Here is Dirichlet's Theorem:
Theorem. (Dirichlet) For any real number $\alpha$ and positive integer $N$, there exist integers $p$ and $q$, $1\leq q\leq N$, such that
$$\left|q\alpha - p\right|\lt\frac{1}{N+1}.$$
To use it to derive the desired result, let $r$ be an irrational number in $[0,1]$ (corresponding to an angle which is not a rational multiple of $\pi$), and let $\beta\in[0,1]$ be any real number We want to show that for every $\epsilon\gt0$ there exists an integer $n$ such that $nr - \lfloor nr\rfloor$ is within $\epsilon$ of $\beta$ (that is, there is a multiple of the rotation which will land $(0,1)$ within $\epsilon$, along the circle, of $\beta$). Find an integer $M$ such that $\frac{1}{M+1}\lt\epsilon$. By Dirichlet's Theorem, you can find integers $p$ and $q$ such that $|q r - p|\lt \frac{1}{M+1} \lt \epsilon$. That means that if you take $qr$ modulo $1$, you lie within $\frac{1}{M+1}$ of either $0$ or $1$. Either way, by taking multiples of $qr$ you divide the circle into segments of length at most $\frac{1}{M+1}$, and by the Archimedean property some multiple of $qr\bmod 1$ will be strictly larger than $\beta$ (Note that $qr-p$ cannot be equal to $0$, because we are assuming that $r$ is irrational). The distance from $\beta$ to the smallest multiple which is strictly larger is less than $\frac{1}{M+1}$, which shows that there is some multiple of $r\bmod 1$ which is within $\epsilon$ if $\beta$, as desired.
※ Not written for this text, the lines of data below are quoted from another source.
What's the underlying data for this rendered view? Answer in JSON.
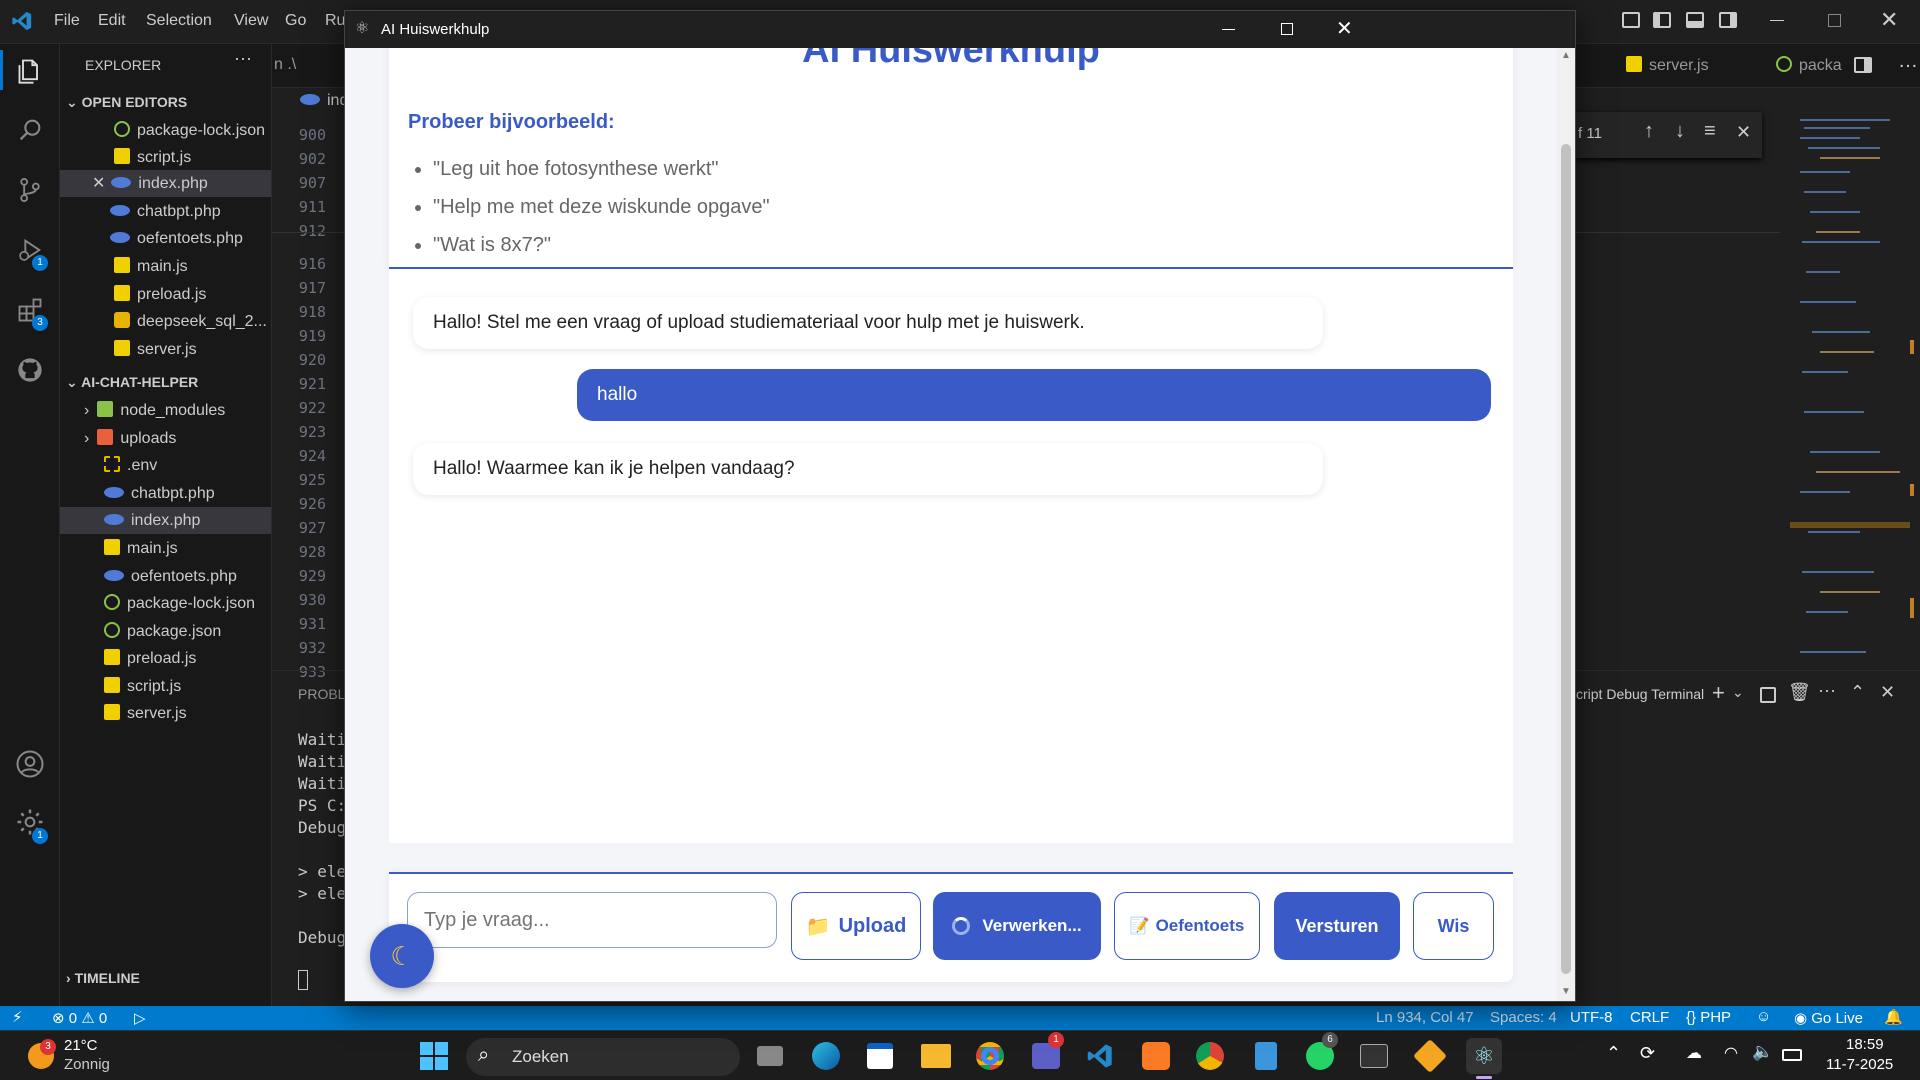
{
  "vscode": {
    "menu": [
      "File",
      "Edit",
      "Selection",
      "View",
      "Go",
      "Ru"
    ],
    "explorer_title": "EXPLORER",
    "open_editors_title": "OPEN EDITORS",
    "open_editors": [
      "package-lock.json",
      "script.js",
      "index.php",
      "chatbpt.php",
      "oefentoets.php",
      "main.js",
      "preload.js",
      "deepseek_sql_2...",
      "server.js"
    ],
    "project_title": "AI-CHAT-HELPER",
    "project_files": [
      "node_modules",
      "uploads",
      ".env",
      "chatbpt.php",
      "index.php",
      "main.js",
      "oefentoets.php",
      "package-lock.json",
      "package.json",
      "preload.js",
      "script.js",
      "server.js"
    ],
    "timeline_title": "TIMELINE",
    "tab_partial_left": "n .\\",
    "tab_ind": "ind",
    "tab_server": "server.js",
    "tab_packa": "packa",
    "line_numbers": [
      "900",
      "902",
      "907",
      "911",
      "912",
      "916",
      "917",
      "918",
      "919",
      "920",
      "921",
      "922",
      "923",
      "924",
      "925",
      "926",
      "927",
      "928",
      "929",
      "930",
      "931",
      "932",
      "933"
    ],
    "find_count": "f 11",
    "panel_title": "PROBLE",
    "terminal_lines": [
      "Waiti",
      "Waiti",
      "Waiti",
      "PS C:",
      "Debug",
      "",
      "> ele",
      "> ele",
      "",
      "Debug"
    ],
    "terminal_label": "cript Debug Terminal",
    "badges": {
      "run": "1",
      "extensions": "3",
      "settings": "1"
    }
  },
  "status": {
    "errors": "0",
    "warnings": "0",
    "position": "Ln 934, Col 47",
    "spaces": "Spaces: 4",
    "encoding": "UTF-8",
    "eol": "CRLF",
    "language": "PHP",
    "golive": "Go Live"
  },
  "app": {
    "window_title": "AI Huiswerkhulp",
    "heading": "AI Huiswerkhulp",
    "examples_title": "Probeer bijvoorbeeld:",
    "examples": [
      "\"Leg uit hoe fotosynthese werkt\"",
      "\"Help me met deze wiskunde opgave\"",
      "\"Wat is 8x7?\""
    ],
    "messages": [
      {
        "role": "bot",
        "text": "Hallo! Stel me een vraag of upload studiemateriaal voor hulp met je huiswerk."
      },
      {
        "role": "user",
        "text": "hallo"
      },
      {
        "role": "bot",
        "text": "Hallo! Waarmee kan ik je helpen vandaag?"
      }
    ],
    "input_placeholder": "Typ je vraag...",
    "upload_label": "Upload",
    "processing_label": "Verwerken...",
    "quiz_label": "Oefentoets",
    "send_label": "Versturen",
    "clear_label": "Wis",
    "accent_color": "#3a5bc7"
  },
  "taskbar": {
    "weather_temp": "21°C",
    "weather_desc": "Zonnig",
    "weather_badge": "3",
    "search_label": "Zoeken",
    "teams_badge": "1",
    "whatsapp_badge": "6",
    "time": "18:59",
    "date": "11-7-2025"
  }
}
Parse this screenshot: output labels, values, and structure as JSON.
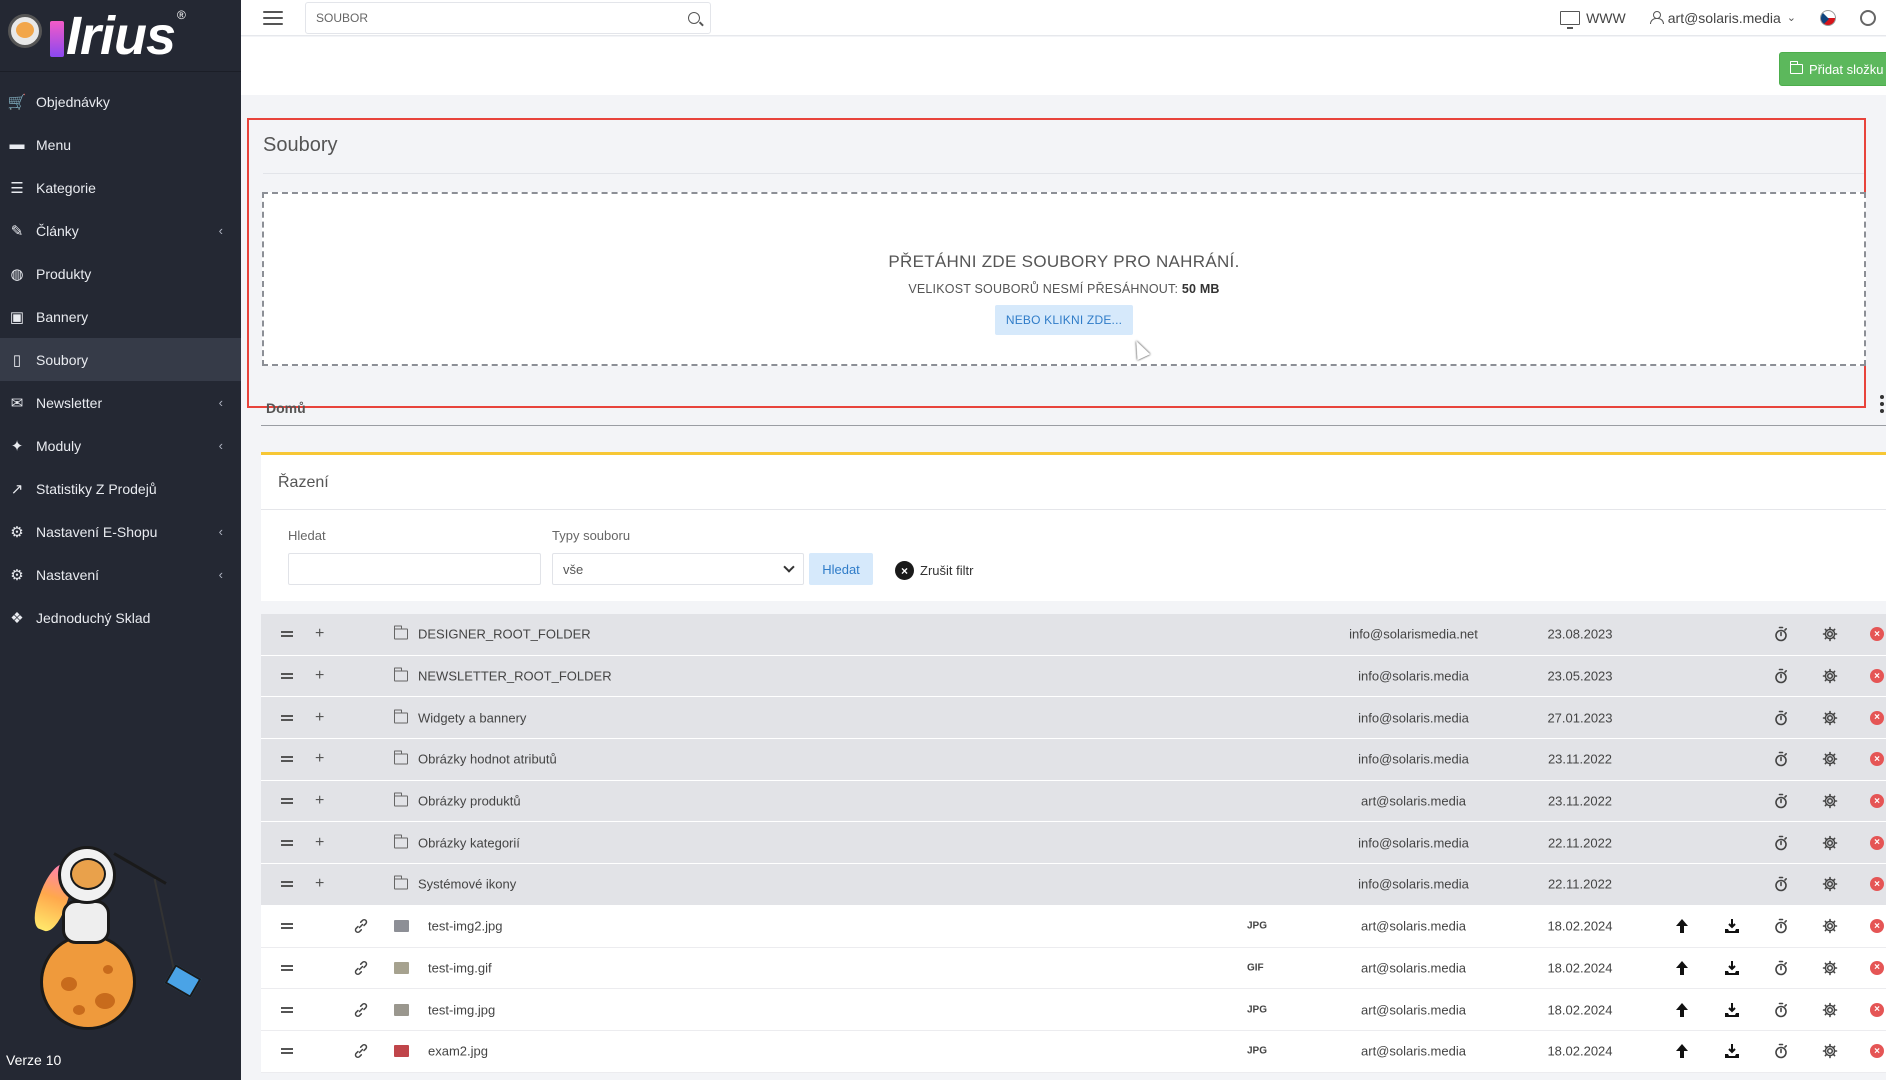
{
  "app": {
    "logo_text": "Irius",
    "version": "Verze 10"
  },
  "sidebar": {
    "items": [
      {
        "label": "Objednávky",
        "icon": "cart-icon",
        "chevron": false,
        "active": false
      },
      {
        "label": "Menu",
        "icon": "folder-icon",
        "chevron": false,
        "active": false
      },
      {
        "label": "Kategorie",
        "icon": "list-icon",
        "chevron": false,
        "active": false
      },
      {
        "label": "Články",
        "icon": "pencil-icon",
        "chevron": true,
        "active": false
      },
      {
        "label": "Produkty",
        "icon": "dribbble-icon",
        "chevron": false,
        "active": false
      },
      {
        "label": "Bannery",
        "icon": "image-icon",
        "chevron": false,
        "active": false
      },
      {
        "label": "Soubory",
        "icon": "file-icon",
        "chevron": false,
        "active": true
      },
      {
        "label": "Newsletter",
        "icon": "newsletter-icon",
        "chevron": true,
        "active": false
      },
      {
        "label": "Moduly",
        "icon": "puzzle-icon",
        "chevron": true,
        "active": false
      },
      {
        "label": "Statistiky Z Prodejů",
        "icon": "chart-line-icon",
        "chevron": false,
        "active": false
      },
      {
        "label": "Nastavení E-Shopu",
        "icon": "cogs-icon",
        "chevron": true,
        "active": false
      },
      {
        "label": "Nastavení",
        "icon": "cogs-icon",
        "chevron": true,
        "active": false
      },
      {
        "label": "Jednoduchý Sklad",
        "icon": "boxes-icon",
        "chevron": false,
        "active": false
      }
    ]
  },
  "topbar": {
    "search_placeholder": "SOUBOR",
    "www_label": "WWW",
    "user_label": "art@solaris.media"
  },
  "actions": {
    "add_folder_label": "Přidat složku"
  },
  "upload": {
    "title": "Soubory",
    "drop_text": "PŘETÁHNI ZDE SOUBORY PRO NAHRÁNÍ.",
    "size_text": "VELIKOST SOUBORŮ NESMÍ PŘESÁHNOUT:",
    "size_limit": "50 MB",
    "click_label": "NEBO KLIKNI ZDE..."
  },
  "breadcrumb": {
    "home": "Domů"
  },
  "filter": {
    "title": "Řazení",
    "search_label": "Hledat",
    "type_label": "Typy souboru",
    "type_value": "vše",
    "search_button": "Hledat",
    "clear_label": "Zrušit filtr"
  },
  "folders": [
    {
      "name": "DESIGNER_ROOT_FOLDER",
      "owner": "info@solarismedia.net",
      "date": "23.08.2023"
    },
    {
      "name": "NEWSLETTER_ROOT_FOLDER",
      "owner": "info@solaris.media",
      "date": "23.05.2023"
    },
    {
      "name": "Widgety a bannery",
      "owner": "info@solaris.media",
      "date": "27.01.2023"
    },
    {
      "name": "Obrázky hodnot atributů",
      "owner": "info@solaris.media",
      "date": "23.11.2022"
    },
    {
      "name": "Obrázky produktů",
      "owner": "art@solaris.media",
      "date": "23.11.2022"
    },
    {
      "name": "Obrázky kategorií",
      "owner": "info@solaris.media",
      "date": "22.11.2022"
    },
    {
      "name": "Systémové ikony",
      "owner": "info@solaris.media",
      "date": "22.11.2022"
    }
  ],
  "files": [
    {
      "name": "test-img2.jpg",
      "type": "JPG",
      "owner": "art@solaris.media",
      "date": "18.02.2024",
      "thumb_color": "#8d8f96"
    },
    {
      "name": "test-img.gif",
      "type": "GIF",
      "owner": "art@solaris.media",
      "date": "18.02.2024",
      "thumb_color": "#a6a28f"
    },
    {
      "name": "test-img.jpg",
      "type": "JPG",
      "owner": "art@solaris.media",
      "date": "18.02.2024",
      "thumb_color": "#9a978e"
    },
    {
      "name": "exam2.jpg",
      "type": "JPG",
      "owner": "art@solaris.media",
      "date": "18.02.2024",
      "thumb_color": "#c0454a"
    }
  ],
  "colors": {
    "sidebar_bg": "#242833",
    "accent_green": "#5cb85c",
    "highlight_red": "#e8433b",
    "filter_accent": "#f7c735"
  }
}
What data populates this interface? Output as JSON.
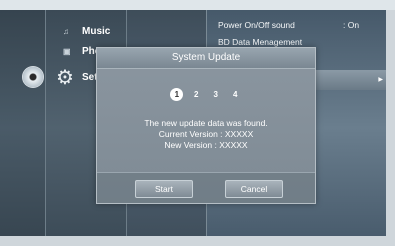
{
  "menu": {
    "items": [
      {
        "label": "Music",
        "icon": "music-note-icon"
      },
      {
        "label": "Pho",
        "icon": "photo-icon"
      },
      {
        "label": "Set",
        "icon": "gear-icon"
      }
    ]
  },
  "settings": {
    "rows": [
      {
        "label": "Power On/Off sound",
        "value": ": On"
      },
      {
        "label": "BD Data Menagement",
        "value": ""
      }
    ],
    "arrow": "▶"
  },
  "dialog": {
    "title": "System Update",
    "steps": [
      "1",
      "2",
      "3",
      "4"
    ],
    "active_step": 1,
    "message_line1": "The new update data was found.",
    "message_line2": "Current Version : XXXXX",
    "message_line3": "New Version : XXXXX",
    "start_label": "Start",
    "cancel_label": "Cancel"
  }
}
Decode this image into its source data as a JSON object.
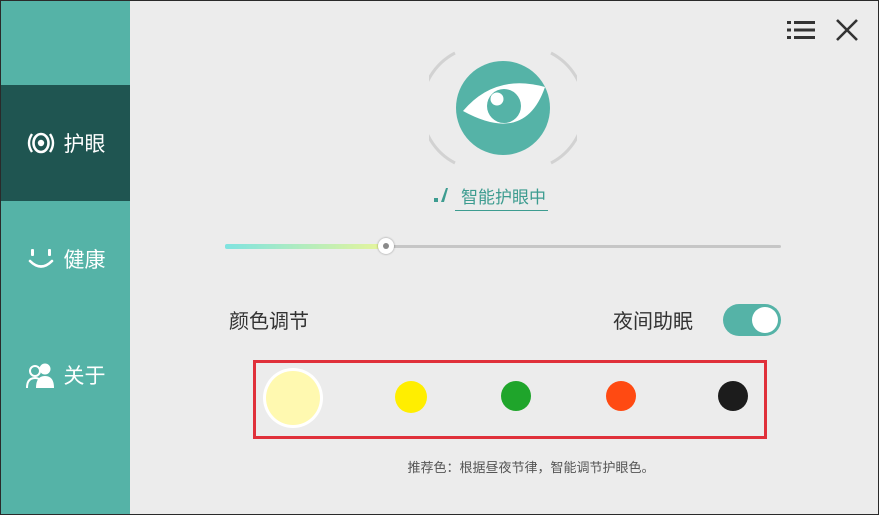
{
  "sidebar": {
    "items": [
      {
        "label": "护眼",
        "icon": "eye-care-icon",
        "active": true
      },
      {
        "label": "健康",
        "icon": "smile-icon",
        "active": false
      },
      {
        "label": "关于",
        "icon": "users-icon",
        "active": false
      }
    ]
  },
  "header": {
    "menu_icon": "list-menu-icon",
    "close_icon": "close-icon"
  },
  "status": {
    "label": "智能护眼中"
  },
  "brightness_slider": {
    "level_percent": 29
  },
  "color_adjust": {
    "title": "颜色调节",
    "swatches": [
      {
        "color": "#fff9b0",
        "selected": true
      },
      {
        "color": "#ffee00",
        "selected": false
      },
      {
        "color": "#1fa52b",
        "selected": false
      },
      {
        "color": "#ff4a12",
        "selected": false
      },
      {
        "color": "#1c1c1c",
        "selected": false
      }
    ],
    "hint": "推荐色：根据昼夜节律，智能调节护眼色。"
  },
  "night_mode": {
    "label": "夜间助眠",
    "enabled": true
  },
  "colors": {
    "accent": "#55b3a7",
    "sidebar_active": "#1f5551",
    "highlight_border": "#e0303a"
  }
}
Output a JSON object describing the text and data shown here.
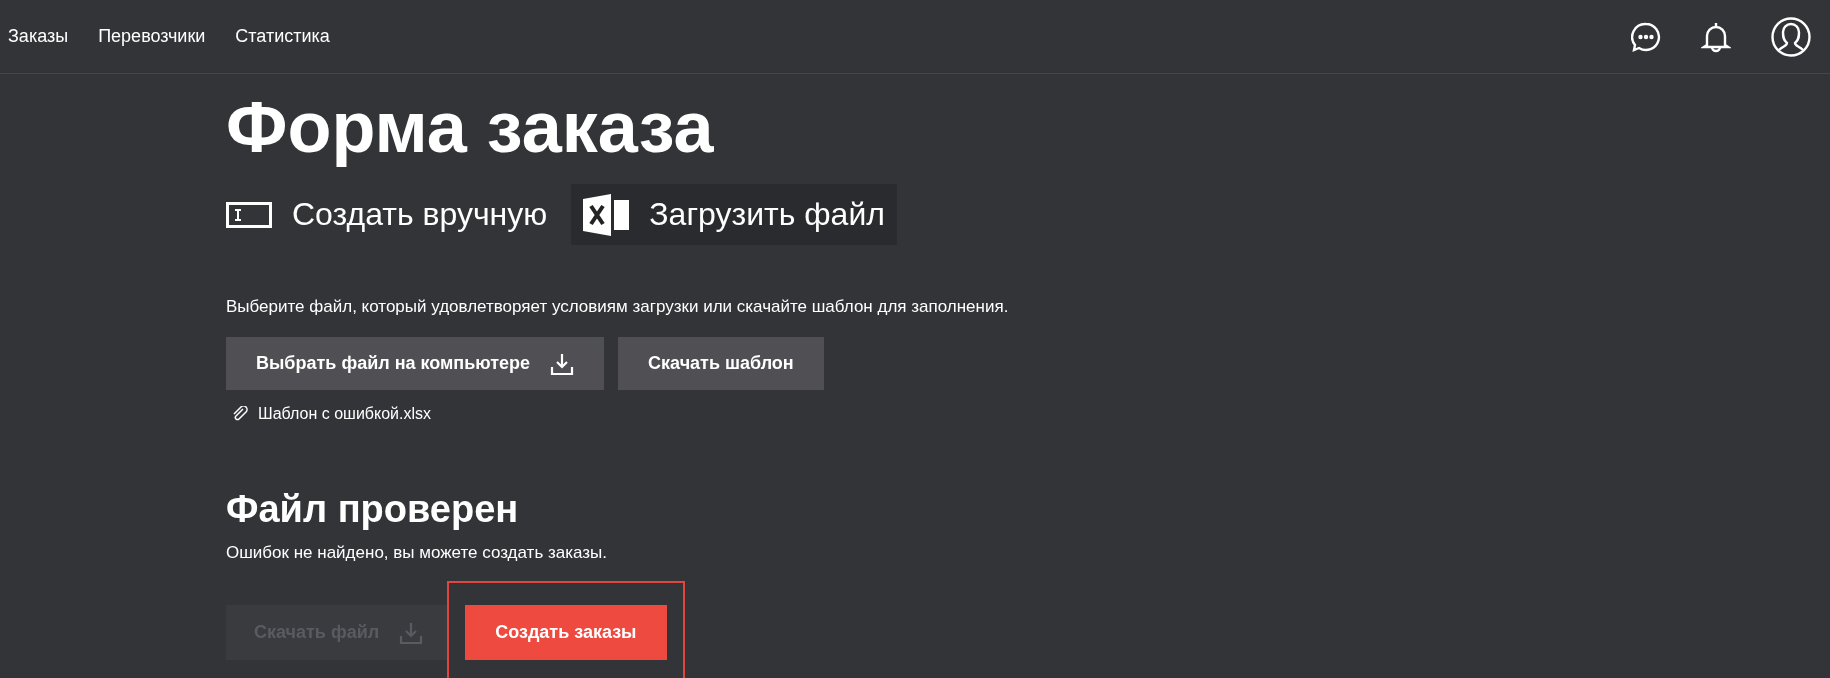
{
  "nav": {
    "items": [
      {
        "label": "Заказы"
      },
      {
        "label": "Перевозчики"
      },
      {
        "label": "Статистика"
      }
    ]
  },
  "title": "Форма заказа",
  "mode_tabs": [
    {
      "label": "Создать вручную",
      "kind": "manual",
      "selected": false
    },
    {
      "label": "Загрузить файл",
      "kind": "upload",
      "selected": true
    }
  ],
  "instructions": "Выберите файл, который удовлетворяет условиям загрузки или скачайте шаблон для заполнения.",
  "file_buttons": [
    {
      "label": "Выбрать файл на компьютере",
      "kind": "upload"
    },
    {
      "label": "Скачать шаблон",
      "kind": "template"
    }
  ],
  "attachment": {
    "file_name": "Шаблон с ошибкой.xlsx"
  },
  "result": {
    "title": "Файл проверен",
    "message": "Ошибок не найдено, вы можете создать заказы."
  },
  "actions": [
    {
      "label": "Скачать файл",
      "kind": "secondary",
      "disabled": true,
      "highlighted": false
    },
    {
      "label": "Создать заказы",
      "kind": "primary",
      "disabled": false,
      "highlighted": true
    }
  ]
}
(That is: use Dirichlet's Theorem to get a multiple of the rotation that is smaller in absolute value than $\frac{2\pi}{M+1}$, and note that since $\theta$ is not a rational multiple of $\pi$, this small angle cannot be $0$; then taking multiples of this rotation you get within $\frac{2\pi}{M+1}$ of any point in the circle; pick $M$ sufficiently large so that $\frac{2\pi}{M+1}\lt \epsilon$, and you are done).
So the answer to your question is "yes": the images of $(0,1)$ under successive rotations by an angle $\theta$ are dense in the unit circle if and only if $\theta$ is not a rational multiple of $\pi$.